Hi all,
I am currently testing the Http Event Collector (HEC) with a Splunk Cloud trial account. All I do is post data to the HEC url, and It works perfectly for a local instance for an Enterprise account at http://127.0.0.1:8088/services/collector/event
A solution I saw on the community forum was to disable the SSL validation. However, this isn't the best option to use in production for security reasons. Another Solution I saw was to upload certificates but this option isn't suited for a SaaS solution with many different customers.
curl https://prd-p-xxxxx.splunkcloud.com:8088/services/collector/event -H "Authorization: Splunk token" -d '{"event": "hello world"}'
Curl Response
curl: (60) SSL certificate problem: self signed certificate in certificate chain
More details here: https://curl.se/docs/sslcerts.html
curl failed to verify the legitimacy of the server and therefore could not
establish a secure connection to it. To learn more about this situation and how to fix it, please visit the web page mentioned above.
Can you post the output of this command? (replace with your trial stack's name).
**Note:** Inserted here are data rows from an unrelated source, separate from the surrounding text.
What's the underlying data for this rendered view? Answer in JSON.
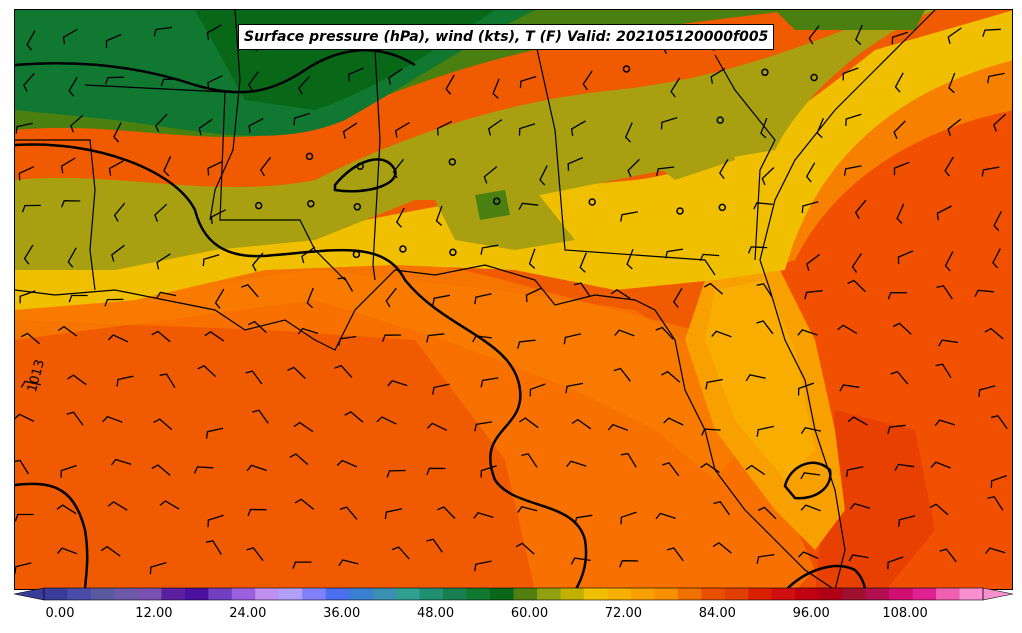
{
  "title": "Surface pressure (hPa), wind (kts), T (F) Valid: 202105120000f005",
  "isobar_label": "1013",
  "colorbar": {
    "tick_labels": [
      "0.00",
      "12.00",
      "24.00",
      "36.00",
      "48.00",
      "60.00",
      "72.00",
      "84.00",
      "96.00",
      "108.00"
    ],
    "colors": [
      "#3b3b9a",
      "#4b4ba8",
      "#5a5aa0",
      "#6a5aa8",
      "#7a50b0",
      "#5a20a0",
      "#4a10a0",
      "#7040c0",
      "#9a60e0",
      "#c090f0",
      "#b0a0f8",
      "#8080f8",
      "#4a70f0",
      "#3a80d0",
      "#3a90b0",
      "#30a090",
      "#209070",
      "#188050",
      "#107830",
      "#086818",
      "#508010",
      "#90a010",
      "#c0b000",
      "#f0c000",
      "#f8b000",
      "#f8a000",
      "#f89000",
      "#f07000",
      "#e85000",
      "#e04000",
      "#d82000",
      "#d01010",
      "#c00010",
      "#b00018",
      "#a01030",
      "#b01050",
      "#d01070",
      "#e02090",
      "#f060b0",
      "#f890d0"
    ]
  },
  "chart_data": {
    "type": "heatmap",
    "variable": "T (F)",
    "overlays": [
      "Surface pressure (hPa)",
      "wind (kts)"
    ],
    "colorbar_ticks": [
      0,
      12,
      24,
      36,
      48,
      60,
      72,
      84,
      96,
      108
    ],
    "valid": "202105120000f005"
  }
}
openssl s_client -connect prd-p-xxxxx.splunkcloud.com:8088
I suspect the cert you'll see returned is from the Splunk internal CA, and that the Splunk Cloud trials are not set up with a signed cert on port 8089.
On a production/paid Splunk Cloud stack you'd send logs to https://http-inputs-<stack_name> .splunkcloud.com on port 443 and I've never seen an issue with certificate validation in those environments (it uses the same cert as the web interface).
Here is the response:
CONNECTED(00000005)
depth=1 C = US, ST = CA, L = San Francisco, O = Splunk, CN = SplunkCommonCA, emailAddress = support@splunk.com
verify error:num=19:self signed certificate in certificate chain
verify return:0
write W BLOCK
Certificate chain
0 s:/CN=SplunkServerDefaultCert/O=SplunkUser
i:/C=US/ST=CA/L=San Francisco/O=Splunk/CN=SplunkCommonCA/emailAddress=support@splunk.com
1 s:/C=US/ST=CA/L=San Francisco/O=Splunk/CN=SplunkCommonCA/emailAddress=support@splunk.com
i:/C=US/ST=CA/L=San Francisco/O=Splunk/CN=SplunkCommonCA/emailAddress=support@splunk.com
Yes, the certs are from Splunk.
Thank you
Yep, that's the default self-signed cert that comes with Splunk like I suspected. There's likely no way to fix that on a Cloud trial (and you'll have to disable SSL validation for testing) but you won't have to do that on a production Splunk Cloud stack.